Se recuerda que su último viaje, cuando ya tenía 89, fue a Catamarca, donde se reencontró con parientes y pudo recorrer el pueblo conocido como Piedra Blanca, donde se conservan los restos de la casa donde vivió su abuelo Lucio Molas.

 

Viajero incansable.

 

Después que se jubiló elegía pasar más tiempo en su quinta de Anguil, y con su esposa les gustaba tomar la camioneta y hacer largos recorridos por distintos puntos del país. Así hicieron la ruta 40 completa, y muchas veces arrancaban sin fecha de regreso, yendo tranquilos hacia algún pueblo, y recorrieron toda Salta, también Jujuy, luego estuvieron en Misiones… Era feliz Eduardo con esa forma que había elegido en el ocaso de su vida, disfrutando de la familia, de los viajes… y de ese amor que se juraron eternamente con Amalia…

 

Su partida dejó un vacío, es verdad. Pero también dejó una huella… porque cabe preguntarse cuánto vale para una sociedad una persona que deja un legado de compromiso, de honestidad, de trabajo, de familia…

 

Hoy es el Día del Médico -en honor a Juan Finley Borrés, cubano que a principios del siglo pasado confirmó la teoría sobre la propagación de la fiebre amarilla-, y aparece como un momento oportuno para recordar y valorar a un profesional que, como Eduardo Corró Molas, tiene toda una historia entre nosotros.

 

Médico y docente.

 

Su profesión alternaba entre la docencia y el ejercicio de la Medicina. Fue docente del Colegio Normal Nº 1 y de la UNLPam.
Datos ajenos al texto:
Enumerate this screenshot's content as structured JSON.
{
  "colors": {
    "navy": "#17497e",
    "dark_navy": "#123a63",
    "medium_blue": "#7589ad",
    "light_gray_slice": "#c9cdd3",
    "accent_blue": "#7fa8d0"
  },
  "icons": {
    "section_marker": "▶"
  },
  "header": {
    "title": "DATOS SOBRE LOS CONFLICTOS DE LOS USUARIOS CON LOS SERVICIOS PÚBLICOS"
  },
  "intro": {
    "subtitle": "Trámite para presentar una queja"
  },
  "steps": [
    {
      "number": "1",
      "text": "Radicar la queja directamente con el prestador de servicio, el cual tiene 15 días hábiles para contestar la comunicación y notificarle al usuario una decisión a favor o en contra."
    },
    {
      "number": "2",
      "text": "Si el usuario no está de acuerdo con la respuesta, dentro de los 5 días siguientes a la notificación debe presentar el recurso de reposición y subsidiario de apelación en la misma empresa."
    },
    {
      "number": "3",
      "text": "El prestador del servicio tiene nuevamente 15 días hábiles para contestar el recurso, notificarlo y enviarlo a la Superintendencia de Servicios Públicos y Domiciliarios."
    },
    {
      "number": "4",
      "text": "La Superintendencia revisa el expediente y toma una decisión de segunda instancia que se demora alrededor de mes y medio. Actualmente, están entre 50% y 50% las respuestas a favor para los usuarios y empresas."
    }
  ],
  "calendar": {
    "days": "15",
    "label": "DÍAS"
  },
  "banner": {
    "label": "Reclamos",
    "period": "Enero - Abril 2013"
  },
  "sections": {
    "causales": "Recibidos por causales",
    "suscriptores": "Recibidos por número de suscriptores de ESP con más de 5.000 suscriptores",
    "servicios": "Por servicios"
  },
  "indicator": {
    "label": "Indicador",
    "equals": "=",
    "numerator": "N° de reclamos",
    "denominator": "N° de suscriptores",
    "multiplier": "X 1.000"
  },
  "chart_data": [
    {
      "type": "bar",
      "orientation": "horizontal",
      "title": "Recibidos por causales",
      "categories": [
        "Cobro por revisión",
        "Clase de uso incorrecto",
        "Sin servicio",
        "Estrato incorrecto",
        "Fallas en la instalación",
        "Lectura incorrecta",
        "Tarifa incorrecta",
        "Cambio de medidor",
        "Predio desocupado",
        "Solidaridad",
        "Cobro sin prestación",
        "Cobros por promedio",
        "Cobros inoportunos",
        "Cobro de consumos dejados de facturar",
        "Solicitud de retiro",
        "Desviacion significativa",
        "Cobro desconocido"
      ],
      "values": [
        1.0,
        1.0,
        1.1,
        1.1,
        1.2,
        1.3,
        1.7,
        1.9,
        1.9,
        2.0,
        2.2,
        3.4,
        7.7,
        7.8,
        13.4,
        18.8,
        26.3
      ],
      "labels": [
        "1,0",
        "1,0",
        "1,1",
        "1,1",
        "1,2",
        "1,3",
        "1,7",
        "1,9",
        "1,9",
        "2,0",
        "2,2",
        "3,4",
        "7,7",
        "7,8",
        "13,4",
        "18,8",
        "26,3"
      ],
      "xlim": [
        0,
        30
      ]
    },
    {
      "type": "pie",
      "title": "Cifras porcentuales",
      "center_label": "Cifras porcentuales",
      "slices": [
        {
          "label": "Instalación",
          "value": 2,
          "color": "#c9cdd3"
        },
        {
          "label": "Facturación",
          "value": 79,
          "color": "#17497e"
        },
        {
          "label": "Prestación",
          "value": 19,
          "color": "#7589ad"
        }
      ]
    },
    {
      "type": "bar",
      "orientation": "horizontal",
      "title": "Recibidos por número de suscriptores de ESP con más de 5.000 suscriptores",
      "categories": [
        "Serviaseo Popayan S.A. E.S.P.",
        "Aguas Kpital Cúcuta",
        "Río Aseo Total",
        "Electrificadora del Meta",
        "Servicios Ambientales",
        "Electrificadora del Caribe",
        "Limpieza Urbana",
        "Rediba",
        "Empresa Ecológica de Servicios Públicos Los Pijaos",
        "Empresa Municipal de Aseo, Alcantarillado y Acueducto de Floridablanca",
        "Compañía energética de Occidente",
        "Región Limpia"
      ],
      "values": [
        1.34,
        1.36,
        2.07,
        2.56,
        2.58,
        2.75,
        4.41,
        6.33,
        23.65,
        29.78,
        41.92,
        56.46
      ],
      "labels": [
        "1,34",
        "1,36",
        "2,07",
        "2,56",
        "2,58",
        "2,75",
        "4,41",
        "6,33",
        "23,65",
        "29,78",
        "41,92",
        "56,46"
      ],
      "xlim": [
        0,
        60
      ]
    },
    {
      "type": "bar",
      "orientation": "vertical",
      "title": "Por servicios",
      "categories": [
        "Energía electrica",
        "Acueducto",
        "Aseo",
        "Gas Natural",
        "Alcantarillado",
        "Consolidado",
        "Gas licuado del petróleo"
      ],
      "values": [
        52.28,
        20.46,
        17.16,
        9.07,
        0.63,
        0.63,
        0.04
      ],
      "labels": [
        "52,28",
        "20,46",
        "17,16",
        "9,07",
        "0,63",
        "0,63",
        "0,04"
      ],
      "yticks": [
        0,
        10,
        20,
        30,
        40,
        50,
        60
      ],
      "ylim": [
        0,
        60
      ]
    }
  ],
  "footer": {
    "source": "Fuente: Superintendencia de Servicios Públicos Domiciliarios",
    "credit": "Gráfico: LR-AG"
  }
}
Como médico ejerció en el Hospital Zonal "Lucio Molas", en la entonces Asistencia Pública, en el Sanatorio Santa Rosa y en la ENET Nº 1.

 

Fue docente en varias instituciones, como la Escuela de Enfermería en la Escuela Normal Mixta de Santa Rosa. Fue profesor de anatomía y fisiología humana por más de 25 años. En la Facultad de Ciencias Exactas y Naturales. Fue profesor de las materias de anatomía y fisiología humana para el profesorado de Ciencias Biológicas. Como pediatra trabajó en el Hospital Molas, en la Asistencia Pública, en el Sanatorio Santa Rosa. Fue médico de la residencia de la Escuela Técnica Nº 1. Trabajó en el Colegio Médico donde desempeñó distintos cargos de la comisión de directiva, llegando a ser presidente en 1965. Fue director de Salud pública en el año 1971. Fue socio del Sanatorio Santa Rosa y junto a destacados pediatras de la época como Porfirio Echeveres, Rodríguez Arauco, Delia Herrero y Pérez Bernadú. Fundaron la filial Pampeana de la Sociedad Argentina de Pediatría. Otros médicos de esa época, con quienes mantuvo una relación profesional y respeto mutuo fueron los doctores Andrada, Pantaya, Torroba y Lordi.